Talvez pareça exagero dizer que o sermão prejudica o culto, mas a Bíblia
adverte contra pastores que apascentam tão mal que fazem as ovelhas fugir:
"Portanto assim diz o Senhor, o Deus de Israel, acerca dos pastores que
apascentam o meu povo: Vós dispersastes as minhas ovelhas, e as
afugentastes..." (Jr 23.2).
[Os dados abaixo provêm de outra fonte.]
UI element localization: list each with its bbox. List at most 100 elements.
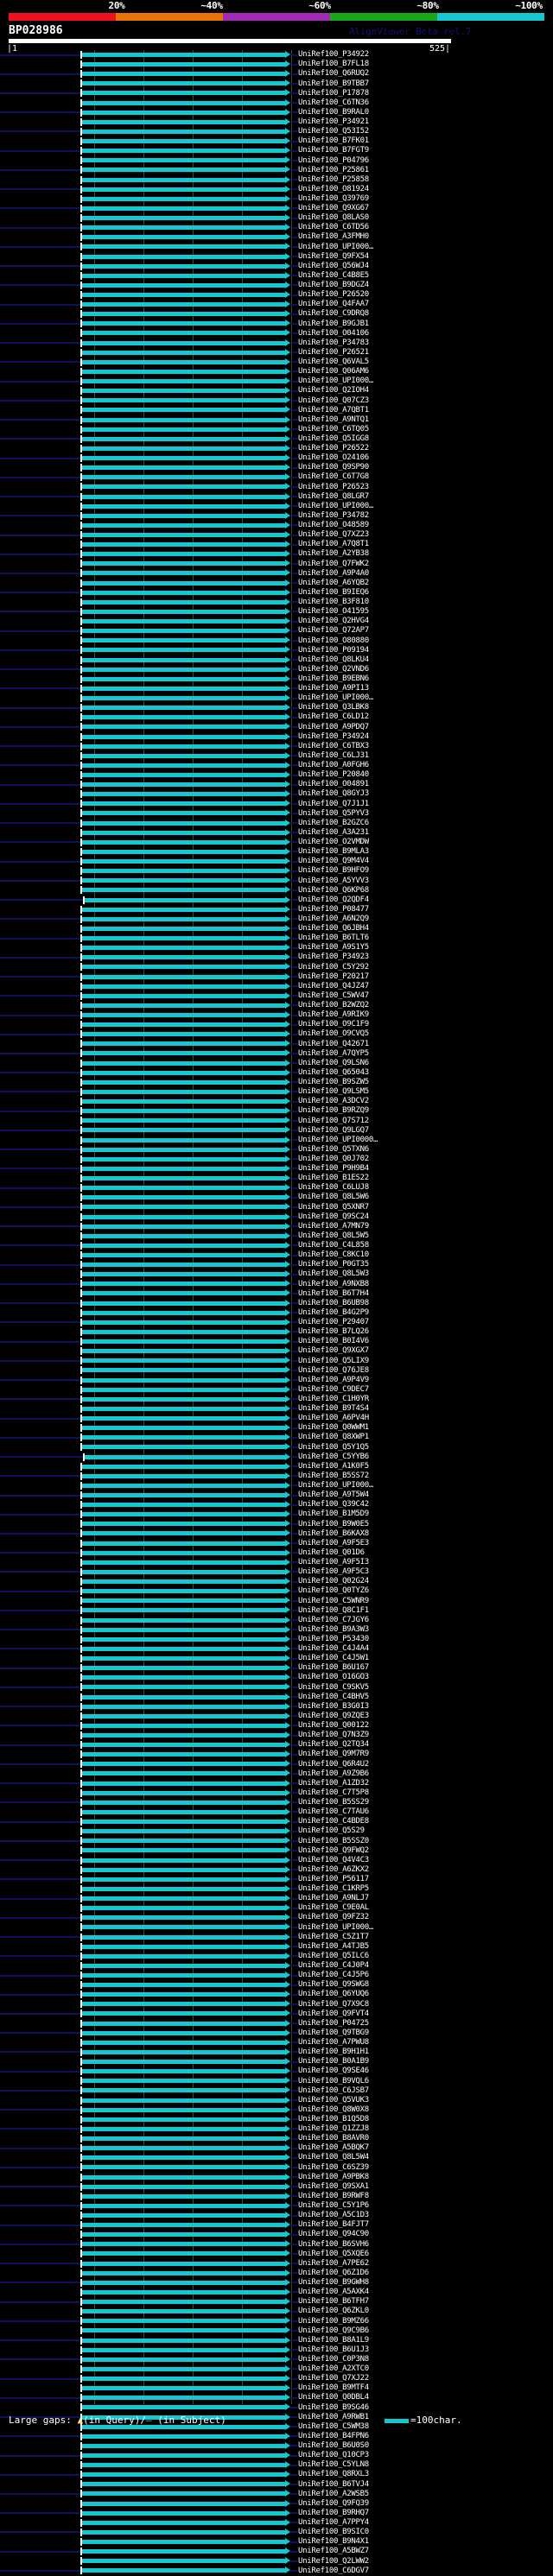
alignment-row[interactable]: UniRef100_Q2QDF4 xyxy=(0,896,553,905)
alignment-row[interactable]: UniRef100_P04725 xyxy=(0,2019,553,2029)
hsp-bar[interactable] xyxy=(82,946,285,951)
alignment-row[interactable]: UniRef100_Q9FVT4 xyxy=(0,2009,553,2018)
hit-accession-label[interactable]: UniRef100_B6U167 xyxy=(298,1663,369,1673)
alignment-row[interactable]: UniRef100_A1K0F5 xyxy=(0,1462,553,1472)
alignment-row[interactable]: UniRef100_Q9LGQ7 xyxy=(0,1125,553,1135)
hsp-bar[interactable] xyxy=(82,1493,285,1497)
hit-accession-label[interactable]: UniRef100_C4BHV5 xyxy=(298,1692,369,1701)
alignment-row[interactable]: UniRef100_A1ZD32 xyxy=(0,1779,553,1788)
hit-accession-label[interactable]: UniRef100_Q5TXN6 xyxy=(298,1144,369,1154)
hsp-bar[interactable] xyxy=(82,1272,285,1277)
hsp-bar[interactable] xyxy=(82,235,285,240)
hsp-bar[interactable] xyxy=(82,2107,285,2112)
hit-accession-label[interactable]: UniRef100_Q5LIX9 xyxy=(298,1356,369,1365)
hsp-bar[interactable] xyxy=(82,100,285,105)
alignment-row[interactable]: UniRef100_Q5PYV3 xyxy=(0,808,553,818)
alignment-row[interactable]: UniRef100_C6T7G8 xyxy=(0,472,553,482)
hit-accession-label[interactable]: UniRef100_B6T7H4 xyxy=(298,1288,369,1298)
hsp-bar[interactable] xyxy=(82,1339,285,1345)
hit-accession-label[interactable]: UniRef100_B8AVR0 xyxy=(298,2134,369,2143)
hit-accession-label[interactable]: UniRef100_Q8L5W5 xyxy=(298,1231,369,1240)
alignment-row[interactable]: UniRef100_B9MTF4 xyxy=(0,2383,553,2393)
alignment-row[interactable]: UniRef100_Q8LKU4 xyxy=(0,655,553,665)
alignment-row[interactable]: UniRef100_Q56WJ4 xyxy=(0,262,553,271)
hsp-bar[interactable] xyxy=(82,1829,285,1834)
alignment-row[interactable]: UniRef100_Q9C9B6 xyxy=(0,2326,553,2335)
hit-accession-label[interactable]: UniRef100_A7PWU8 xyxy=(298,2038,369,2048)
hit-accession-label[interactable]: UniRef100_B7LQ26 xyxy=(298,1327,369,1337)
hit-accession-label[interactable]: UniRef100_Q3LBK8 xyxy=(298,703,369,712)
alignment-row[interactable]: UniRef100_B6U167 xyxy=(0,1663,553,1673)
hsp-bar[interactable] xyxy=(82,1032,285,1037)
hsp-bar[interactable] xyxy=(82,2174,285,2180)
hit-accession-label[interactable]: UniRef100_Q9XGX7 xyxy=(298,1346,369,1356)
hit-accession-label[interactable]: UniRef100_Q2LWW2 xyxy=(298,2556,369,2566)
hit-accession-label[interactable]: UniRef100_B7FL18 xyxy=(298,60,369,69)
hit-accession-label[interactable]: UniRef100_P34924 xyxy=(298,731,369,741)
alignment-row[interactable]: UniRef100_Q9LSN6 xyxy=(0,1059,553,1068)
hsp-bar[interactable] xyxy=(82,1224,285,1229)
alignment-row[interactable]: UniRef100_C8KC10 xyxy=(0,1250,553,1260)
alignment-row[interactable]: UniRef100_C6TQ05 xyxy=(0,425,553,434)
hit-accession-label[interactable]: UniRef100_UPI000… xyxy=(298,501,374,510)
hit-accession-label[interactable]: UniRef100_B0A1B9 xyxy=(298,2057,369,2066)
hsp-bar[interactable] xyxy=(82,1906,285,1911)
hsp-bar[interactable] xyxy=(82,1848,285,1853)
alignment-row[interactable]: UniRef100_B5SSZ0 xyxy=(0,1836,553,1845)
hsp-bar[interactable] xyxy=(82,1060,285,1066)
alignment-row[interactable]: UniRef100_P09194 xyxy=(0,645,553,655)
hsp-bar[interactable] xyxy=(82,1743,285,1748)
hit-accession-label[interactable]: UniRef100_Q9SXA1 xyxy=(298,2181,369,2191)
hsp-bar[interactable] xyxy=(82,91,285,96)
alignment-row[interactable]: UniRef100_P56117 xyxy=(0,1875,553,1884)
alignment-row[interactable]: UniRef100_A2XTC0 xyxy=(0,2364,553,2374)
hit-accession-label[interactable]: UniRef100_Q8L5W6 xyxy=(298,1193,369,1202)
hit-accession-label[interactable]: UniRef100_Q5PYV3 xyxy=(298,808,369,818)
hsp-bar[interactable] xyxy=(82,849,285,854)
hsp-bar[interactable] xyxy=(82,715,285,720)
hit-accession-label[interactable]: UniRef100_P25858 xyxy=(298,174,369,184)
hsp-bar[interactable] xyxy=(82,1368,285,1373)
hit-accession-label[interactable]: UniRef100_C6TD56 xyxy=(298,223,369,232)
alignment-row[interactable]: UniRef100_UPI000… xyxy=(0,1922,553,1932)
alignment-row[interactable]: UniRef100_B9RZQ9 xyxy=(0,1106,553,1116)
alignment-row[interactable]: UniRef100_A9PI13 xyxy=(0,684,553,693)
hsp-bar[interactable] xyxy=(82,1089,285,1094)
hsp-bar[interactable] xyxy=(82,561,285,566)
hsp-bar[interactable] xyxy=(82,2203,285,2208)
hsp-bar[interactable] xyxy=(82,1070,285,1075)
alignment-row[interactable]: UniRef100_B6KAX8 xyxy=(0,1529,553,1538)
hit-accession-label[interactable]: UniRef100_Q9SE46 xyxy=(298,2066,369,2076)
alignment-row[interactable]: UniRef100_O24106 xyxy=(0,453,553,463)
hit-accession-label[interactable]: UniRef100_A9P4A0 xyxy=(298,568,369,578)
alignment-row[interactable]: UniRef100_Q7FWK2 xyxy=(0,559,553,568)
alignment-row[interactable]: UniRef100_B0I4V6 xyxy=(0,1337,553,1346)
hit-accession-label[interactable]: UniRef100_Q8C1F1 xyxy=(298,1605,369,1615)
hsp-bar[interactable] xyxy=(82,1752,285,1757)
hit-accession-label[interactable]: UniRef100_P34923 xyxy=(298,953,369,962)
hsp-bar[interactable] xyxy=(82,984,285,989)
hsp-bar[interactable] xyxy=(82,2443,285,2448)
hsp-bar[interactable] xyxy=(82,1128,285,1133)
alignment-row[interactable]: UniRef100_B3G0I3 xyxy=(0,1702,553,1712)
hit-accession-label[interactable]: UniRef100_C6SZ39 xyxy=(298,2162,369,2172)
hit-accession-label[interactable]: UniRef100_B9SG46 xyxy=(298,2402,369,2412)
hsp-bar[interactable] xyxy=(82,1166,285,1171)
alignment-row[interactable]: UniRef100_P34922 xyxy=(0,50,553,60)
alignment-row[interactable]: UniRef100_P26520 xyxy=(0,290,553,300)
hsp-bar[interactable] xyxy=(82,2540,285,2545)
alignment-row[interactable]: UniRef100_C9SKV5 xyxy=(0,1682,553,1692)
hit-accession-label[interactable]: UniRef100_C8KC10 xyxy=(298,1250,369,1260)
alignment-row[interactable]: UniRef100_C1KRP5 xyxy=(0,1884,553,1894)
hit-accession-label[interactable]: UniRef100_B9MLA3 xyxy=(298,847,369,857)
alignment-row[interactable]: UniRef100_Q00122 xyxy=(0,1721,553,1731)
alignment-row[interactable]: UniRef100_A9NLJ7 xyxy=(0,1894,553,1903)
alignment-row[interactable]: UniRef100_B9DGZ4 xyxy=(0,281,553,290)
hit-accession-label[interactable]: UniRef100_C7JGY6 xyxy=(298,1615,369,1624)
hsp-bar[interactable] xyxy=(82,2559,285,2564)
alignment-row[interactable]: UniRef100_Q0WWM1 xyxy=(0,1423,553,1433)
hit-accession-label[interactable]: UniRef100_Q6JBH4 xyxy=(298,924,369,934)
hsp-bar[interactable] xyxy=(82,878,285,883)
hit-accession-label[interactable]: UniRef100_Q42671 xyxy=(298,1039,369,1048)
hit-accession-label[interactable]: UniRef100_B9SIC0 xyxy=(298,2528,369,2537)
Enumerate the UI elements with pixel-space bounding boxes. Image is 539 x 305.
Segundo Buttrick, citado na revista Ministry, "as pessoas
abandonam a igreja não tanto por uma verdade rigorosa que as torne
incomodadas, mas pelas fracas ninharias que as tornam desinteressadas".
Em outras palavras, sermões vazios não só atrapalham o culto como
podem acabar afastando as pessoas da igreja, criando nelas um total desinteresse
pela adoração. Pode até ser que Deus faça o milagre de ajudar alguém com um
sermão desses, mas isso não justifica o despreparo do pregador.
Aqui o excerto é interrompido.